Index landed the investment, getting into Bridge’s seed round in 2022. The firm was part of a more recent round, in August of this year, that included Sequoia and Ribbit Capital and valued Bridge at about $350 million, according to a person with knowledge of the matter who asked not to be named because the valuation was confidential. Also in the deal was Haun Ventures, founded by former Andreessen Horowitz partner Katie Haun.

Ahn left Index to join Haun in 2022. Both his old firm and his new employer have reason to celebrate this week, after Stripe agreed to buy Bridge for $1.1 billion. With that outcome, Index and Haun are poised to triple their investment in a matter of months.

Stripe Co-Founder John Collison on AI enthusiasm in a new interest rate environment

An Index spokesperson declined to comment.

It’s a particularly notable exit for venture investors during an extended IPO drought, and marks a big win for crypto, which has had few of them despite bundles of cash pouring into the industry.

For Stripe, one of the most richly valued tech startups, the Bridge purchase will be its largest to date.
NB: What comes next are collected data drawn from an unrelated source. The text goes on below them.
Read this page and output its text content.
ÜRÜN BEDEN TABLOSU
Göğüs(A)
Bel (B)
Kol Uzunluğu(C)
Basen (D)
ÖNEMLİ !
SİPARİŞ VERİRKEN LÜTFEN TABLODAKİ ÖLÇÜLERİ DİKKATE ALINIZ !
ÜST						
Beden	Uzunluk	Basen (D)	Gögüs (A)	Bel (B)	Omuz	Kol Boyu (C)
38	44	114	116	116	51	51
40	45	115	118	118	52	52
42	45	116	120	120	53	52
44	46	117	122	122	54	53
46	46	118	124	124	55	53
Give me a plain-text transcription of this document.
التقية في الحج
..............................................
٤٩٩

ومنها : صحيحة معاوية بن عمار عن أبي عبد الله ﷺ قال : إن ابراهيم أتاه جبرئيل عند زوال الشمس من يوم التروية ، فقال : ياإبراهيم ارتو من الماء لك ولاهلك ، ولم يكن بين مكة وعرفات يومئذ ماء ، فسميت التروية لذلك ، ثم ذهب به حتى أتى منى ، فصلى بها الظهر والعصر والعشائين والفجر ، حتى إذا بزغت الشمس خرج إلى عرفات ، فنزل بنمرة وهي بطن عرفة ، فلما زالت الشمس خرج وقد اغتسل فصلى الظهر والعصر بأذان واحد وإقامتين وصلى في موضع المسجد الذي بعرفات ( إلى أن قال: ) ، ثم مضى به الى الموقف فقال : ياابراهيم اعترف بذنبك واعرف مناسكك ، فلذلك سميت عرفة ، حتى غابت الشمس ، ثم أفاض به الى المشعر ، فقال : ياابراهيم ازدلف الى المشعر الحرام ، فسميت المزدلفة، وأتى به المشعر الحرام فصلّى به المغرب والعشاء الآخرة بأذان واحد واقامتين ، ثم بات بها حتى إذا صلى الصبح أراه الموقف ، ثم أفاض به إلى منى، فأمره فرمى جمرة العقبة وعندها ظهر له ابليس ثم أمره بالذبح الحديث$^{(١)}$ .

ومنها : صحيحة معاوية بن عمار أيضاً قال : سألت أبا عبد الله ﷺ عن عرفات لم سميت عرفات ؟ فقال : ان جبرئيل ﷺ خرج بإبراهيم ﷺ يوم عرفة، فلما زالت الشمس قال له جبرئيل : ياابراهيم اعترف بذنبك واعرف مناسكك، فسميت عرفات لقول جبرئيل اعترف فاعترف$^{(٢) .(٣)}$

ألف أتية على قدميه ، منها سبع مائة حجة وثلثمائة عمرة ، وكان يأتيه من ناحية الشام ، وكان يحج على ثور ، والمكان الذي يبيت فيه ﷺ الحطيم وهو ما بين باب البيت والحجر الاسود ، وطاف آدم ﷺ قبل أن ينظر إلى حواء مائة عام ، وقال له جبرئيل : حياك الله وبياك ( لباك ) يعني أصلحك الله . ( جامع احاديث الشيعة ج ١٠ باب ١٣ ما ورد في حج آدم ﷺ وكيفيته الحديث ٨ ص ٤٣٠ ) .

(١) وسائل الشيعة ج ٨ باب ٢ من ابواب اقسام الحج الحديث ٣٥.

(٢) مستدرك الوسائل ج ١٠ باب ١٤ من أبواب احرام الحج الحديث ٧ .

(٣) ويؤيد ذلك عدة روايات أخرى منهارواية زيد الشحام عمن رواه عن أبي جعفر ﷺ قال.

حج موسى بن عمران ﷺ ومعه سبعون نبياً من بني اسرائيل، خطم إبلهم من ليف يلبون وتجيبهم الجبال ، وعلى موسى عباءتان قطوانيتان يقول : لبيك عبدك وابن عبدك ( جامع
Bridge said the transaction is still subject to regulatory approvals and other conditions and is expected to close in the coming months.

‘Serious about stablecoin’

Bridge describes itself as the Stripe of crypto, specializing in making it easier for businesses to accept stablecoin payments without having to directly deal in digital tokens. Stablecoins are a type of cryptocurrency whose value is pegged to the value of a real-world asset like the U.S. dollar. Customers include Coinbase and SpaceX.

“It’s a sign that Stripe is serious about stablecoins and crypto,” Ahn said. “Payments were the original use case for crypto, and it’s finally here.”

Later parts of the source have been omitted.